Les négociations se sont passées backstage

 

Task force

Le 7 juillet 2017

Néologismes & anglicismes

Du latin médiéval tasca, qui désignait une redevance due au propriétaire pour des champs obtenus par la mise en valeur de terres vierges, sont issus le français tâche et l’anglais task. Comme ils ont la même origine, il n’est guère étonnant qu’ils aient le même sens, task signifiant en effet « besogne, tâche, devoir, travail ». Ce nom entre dans de nombreuses locutions, dont task force.
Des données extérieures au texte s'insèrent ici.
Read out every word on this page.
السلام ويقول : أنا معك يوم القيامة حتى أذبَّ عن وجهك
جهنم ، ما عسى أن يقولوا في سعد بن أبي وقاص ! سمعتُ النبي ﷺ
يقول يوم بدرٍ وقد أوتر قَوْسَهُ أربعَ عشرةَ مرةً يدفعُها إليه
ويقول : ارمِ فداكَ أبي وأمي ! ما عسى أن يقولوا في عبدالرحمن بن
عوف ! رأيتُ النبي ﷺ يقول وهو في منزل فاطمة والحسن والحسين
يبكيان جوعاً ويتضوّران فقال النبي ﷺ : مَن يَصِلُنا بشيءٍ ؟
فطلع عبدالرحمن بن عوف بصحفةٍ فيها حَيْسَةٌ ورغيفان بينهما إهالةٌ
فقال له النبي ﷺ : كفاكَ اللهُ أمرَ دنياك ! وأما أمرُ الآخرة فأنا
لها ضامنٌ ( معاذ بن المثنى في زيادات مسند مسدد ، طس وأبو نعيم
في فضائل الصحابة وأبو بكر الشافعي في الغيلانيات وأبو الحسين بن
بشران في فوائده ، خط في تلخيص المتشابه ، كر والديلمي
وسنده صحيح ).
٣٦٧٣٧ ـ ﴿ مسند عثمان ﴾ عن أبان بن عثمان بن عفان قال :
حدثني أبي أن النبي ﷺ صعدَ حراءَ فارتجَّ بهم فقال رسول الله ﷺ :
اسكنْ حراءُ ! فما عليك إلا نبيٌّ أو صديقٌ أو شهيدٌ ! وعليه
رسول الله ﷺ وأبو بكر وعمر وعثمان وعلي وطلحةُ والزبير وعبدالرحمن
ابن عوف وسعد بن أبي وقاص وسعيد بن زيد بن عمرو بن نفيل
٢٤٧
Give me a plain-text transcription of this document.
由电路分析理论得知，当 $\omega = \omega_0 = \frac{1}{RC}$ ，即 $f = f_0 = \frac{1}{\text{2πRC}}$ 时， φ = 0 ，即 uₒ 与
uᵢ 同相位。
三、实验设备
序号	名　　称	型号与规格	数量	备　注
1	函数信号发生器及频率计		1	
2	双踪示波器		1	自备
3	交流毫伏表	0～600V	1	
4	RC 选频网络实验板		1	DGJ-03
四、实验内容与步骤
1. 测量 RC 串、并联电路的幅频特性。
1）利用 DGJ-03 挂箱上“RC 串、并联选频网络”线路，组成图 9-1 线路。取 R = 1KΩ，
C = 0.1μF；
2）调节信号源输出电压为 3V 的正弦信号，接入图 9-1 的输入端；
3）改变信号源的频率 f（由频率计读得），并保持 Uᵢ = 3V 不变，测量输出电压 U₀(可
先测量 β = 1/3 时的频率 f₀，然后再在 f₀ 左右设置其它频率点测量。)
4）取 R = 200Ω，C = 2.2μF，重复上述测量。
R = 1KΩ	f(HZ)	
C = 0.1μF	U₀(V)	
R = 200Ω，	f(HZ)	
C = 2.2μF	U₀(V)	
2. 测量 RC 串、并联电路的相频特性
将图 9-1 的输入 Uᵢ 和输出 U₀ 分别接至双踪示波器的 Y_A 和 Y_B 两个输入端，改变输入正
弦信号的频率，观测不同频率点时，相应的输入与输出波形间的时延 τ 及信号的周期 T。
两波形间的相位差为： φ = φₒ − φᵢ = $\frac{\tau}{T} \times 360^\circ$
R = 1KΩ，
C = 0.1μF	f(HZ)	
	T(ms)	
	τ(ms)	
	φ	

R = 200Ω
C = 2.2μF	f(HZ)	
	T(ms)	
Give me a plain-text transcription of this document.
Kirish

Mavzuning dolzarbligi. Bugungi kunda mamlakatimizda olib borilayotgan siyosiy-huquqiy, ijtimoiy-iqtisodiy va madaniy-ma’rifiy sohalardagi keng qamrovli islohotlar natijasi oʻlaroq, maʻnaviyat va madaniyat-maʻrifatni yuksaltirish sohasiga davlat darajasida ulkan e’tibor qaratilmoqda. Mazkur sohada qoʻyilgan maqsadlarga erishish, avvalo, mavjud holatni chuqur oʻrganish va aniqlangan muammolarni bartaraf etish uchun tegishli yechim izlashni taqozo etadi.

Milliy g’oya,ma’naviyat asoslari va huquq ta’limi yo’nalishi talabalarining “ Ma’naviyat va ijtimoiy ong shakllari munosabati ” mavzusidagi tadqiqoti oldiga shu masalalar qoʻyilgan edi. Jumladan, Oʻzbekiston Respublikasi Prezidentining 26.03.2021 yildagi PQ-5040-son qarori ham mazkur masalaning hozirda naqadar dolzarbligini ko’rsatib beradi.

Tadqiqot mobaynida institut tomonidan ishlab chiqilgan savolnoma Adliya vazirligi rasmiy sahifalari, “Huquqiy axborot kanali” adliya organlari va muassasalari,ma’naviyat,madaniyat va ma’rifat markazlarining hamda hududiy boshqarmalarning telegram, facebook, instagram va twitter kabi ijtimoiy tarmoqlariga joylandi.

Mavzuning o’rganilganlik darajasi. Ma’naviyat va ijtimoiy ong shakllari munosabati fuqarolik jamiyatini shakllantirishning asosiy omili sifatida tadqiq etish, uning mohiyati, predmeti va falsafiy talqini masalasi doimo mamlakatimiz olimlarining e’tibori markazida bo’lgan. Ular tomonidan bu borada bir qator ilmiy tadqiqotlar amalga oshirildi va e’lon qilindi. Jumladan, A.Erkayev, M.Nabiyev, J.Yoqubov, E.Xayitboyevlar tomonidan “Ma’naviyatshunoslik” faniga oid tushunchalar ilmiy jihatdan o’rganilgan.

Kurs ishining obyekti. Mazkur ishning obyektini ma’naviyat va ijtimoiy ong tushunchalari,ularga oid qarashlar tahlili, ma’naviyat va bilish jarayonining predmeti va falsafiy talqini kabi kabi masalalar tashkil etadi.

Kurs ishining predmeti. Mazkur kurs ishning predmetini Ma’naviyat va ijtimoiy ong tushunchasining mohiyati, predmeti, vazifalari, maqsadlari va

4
Dans le monde militaire, cette locution désigne un corps expéditionnaire ; en dehors de cet emploi, task force est l’équivalent de « force opérationnelle, groupe de travail », ou « commission ». Il est donc loisible de penser que l’emploi de cet anglicisme est inutile et c’est donc les formes françaises en usage que l’on recommandera.

Dirigeance pour Direction

Le 1 juin 2017

Néologismes & anglicismes

Le nom dirigeance est un néologisme qui ressortit à la sociologie du travail. Il désigne ce qui touche à la direction d’une organisation, en particulier d’une entreprise. Il appartient donc au vocabulaire des sciences humaines, et s’il est parfaitement correct dans ce cadre, on ne doit pas en faire un synonyme vague et ampoulé de direction.

 

on dit

on ne dit pas

Assurer la direction d’une entreprise

Se voir confier la direction des opérations

Assurer la dirigeance d’une entreprise

Se voir confier la dirigeance des opérations

 

Impeachment, empêchement

Le 1 juin 2017

Néologismes & anglicismes

En droit constitutionnel français, l’empêchement est une interruption des fonctions du chef de l’État et, selon les termes de la Constitution de 1958, l’empêchement doit être constaté par le Conseil constitutionnel sur la demande du gouvernement. L’empêchement peut être provisoire, en cas de maladie, d’enlèvement, de disparition temporaire ou définitif en cas de trahison, de démence, de déchéance physique grave et irréversible,…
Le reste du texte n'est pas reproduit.